En 1900, il fonde la revue "Joventut", à laquelle il collabore par la suite
en qualité de directeur artistique.
En tant qu’écrivain, Alexandre de Riquer, avec Santiago Rusiñol et Adrià
Gual, montre son intérêt pour l'exploration du potentiel du symbolisme en
langue catalane.
Alexandre de Riquer meurt à Palma de Mallorca le 18 novembre 1920.
En pensant à sa première jeunesse à Bassols, à son premier amour, à la
nature de son pays qui fut sa dernière passion, et à l’approche de sa mort,
il consacra à la Ville de Palma de Majorque ce poème « Credo » (déjà
mentionné plus haut), qui est un résumé poétique de ses idées artistiques et
vitales :
CREDO: |
Jo crec en los colors,
en que los colors canten,
ab l’esplendor dels cadmiums brillants d’un bell mitj-dia:
me subjuguen les formes sorpreses y m’encanten
les transparencies tenues com vaga melodia
o el sol de Juny qu'esclata armonic i vibrant:
en ell, atmiro a Deu, atmiro la Natura
y un amedller florit, un'admosfera pura
me'l fan sentir mes bo, me'l fan trobar mes gran.
Jo visc cara
a la llum com fan els girassols
y crec en mi mateix, crec en l'Art expansiu
que calma la mev'ansia fentlo per mi tan sols,
perque han florit los prats, perque som al istiu,
perque tot fa remor, tot germina, tot viu;
perque y han verts riquissims endalt de la pineda
y apareixen intimes les ombres misterioses
ahont viuen les fades de formes voluptuoses.
Jo crec
perque'l parral, la prada o la roureda
son tendres, son hermoses y fines de color;
jo crec perque una rama s'encen com un llum d'or
perque vibra en lo cingle la roca assoleyada,
perque entr'els blats tendrals floreixen les roselles,
perquè sirisa'l mar del sol de la vesprada,
perque l'ombra del bosc nos guarda meravelles
y es profon la cala y es verda l'onada.
Crec en la
Veritat de plastica armonia,
en respirable espay distancies y llum,
en lo sublim encant de pau que te un bell dia
i en la vida qu'es Bellesa, en l'Art qu'es son perfum.
|
Je crois aux
couleurs, dans lesquelles les couleurs chantent
avec la splendeur des cadmiums brillants d'un beau midi:
les formes surprenantes me subjuguent
et les transparences ténues me
ravissent comme une vague mélodie
ou le soleil de Juin qui éclate harmonique et vibrant:
en lui, j'admire Dieu, j'admire la Nature
et un amandier fleuri, une atmosphère pure
me font le sentir meilleur, me font le trouver plus grand.
Je vis face à
la lumière comme font les tournesols
et crois en moi même, je crois en l'Art expansif
qui calme mon anxiété, le faisant pour moi seul,
parce que les prés sont fleuris, parce que c'est l'été,
parce que tout est murmure, tout germine, tout vit;
parce qu'il y a des verts très riches sur la pinède
et apparaissent intimes les ombres mystérieuses
où vivent les fées de formes voluptueuses.
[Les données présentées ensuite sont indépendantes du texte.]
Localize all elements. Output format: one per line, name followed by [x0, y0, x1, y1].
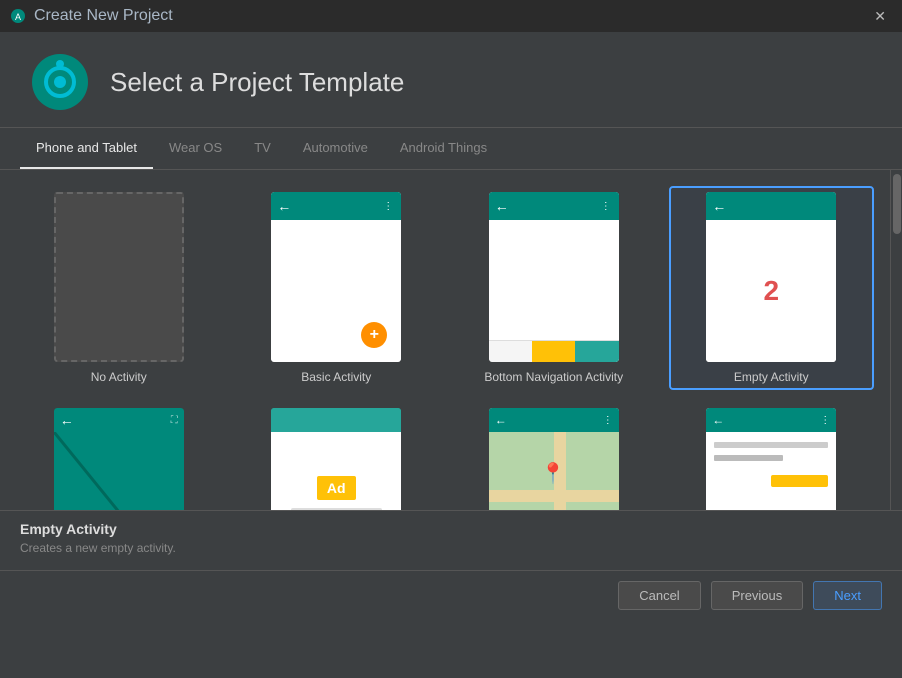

Je crois parce que la treille la
prairie où
la chênaie
sont tendres, sont belles et finement colorées;
je crois parce qu'une branche s'allume comme un feu d'or
parce que le rocher ensoleillé vibre au précipice
parce qu'entre les blés tendres fleurissent les coquelicots,
parce que la mer s'irise avec le soleil du crépuscule
parce que l'ombre de la forêt nous réserve des merveilles
et la crique est profonde et l'onde est verte.
Je crois à la Vérité
d'harmonie plastique,
en de respirables espace, distances et lumière,
au sublime enchantement de paix par une belle journée
et en la vie qui est Beauté, en l'Art qui est son parfum.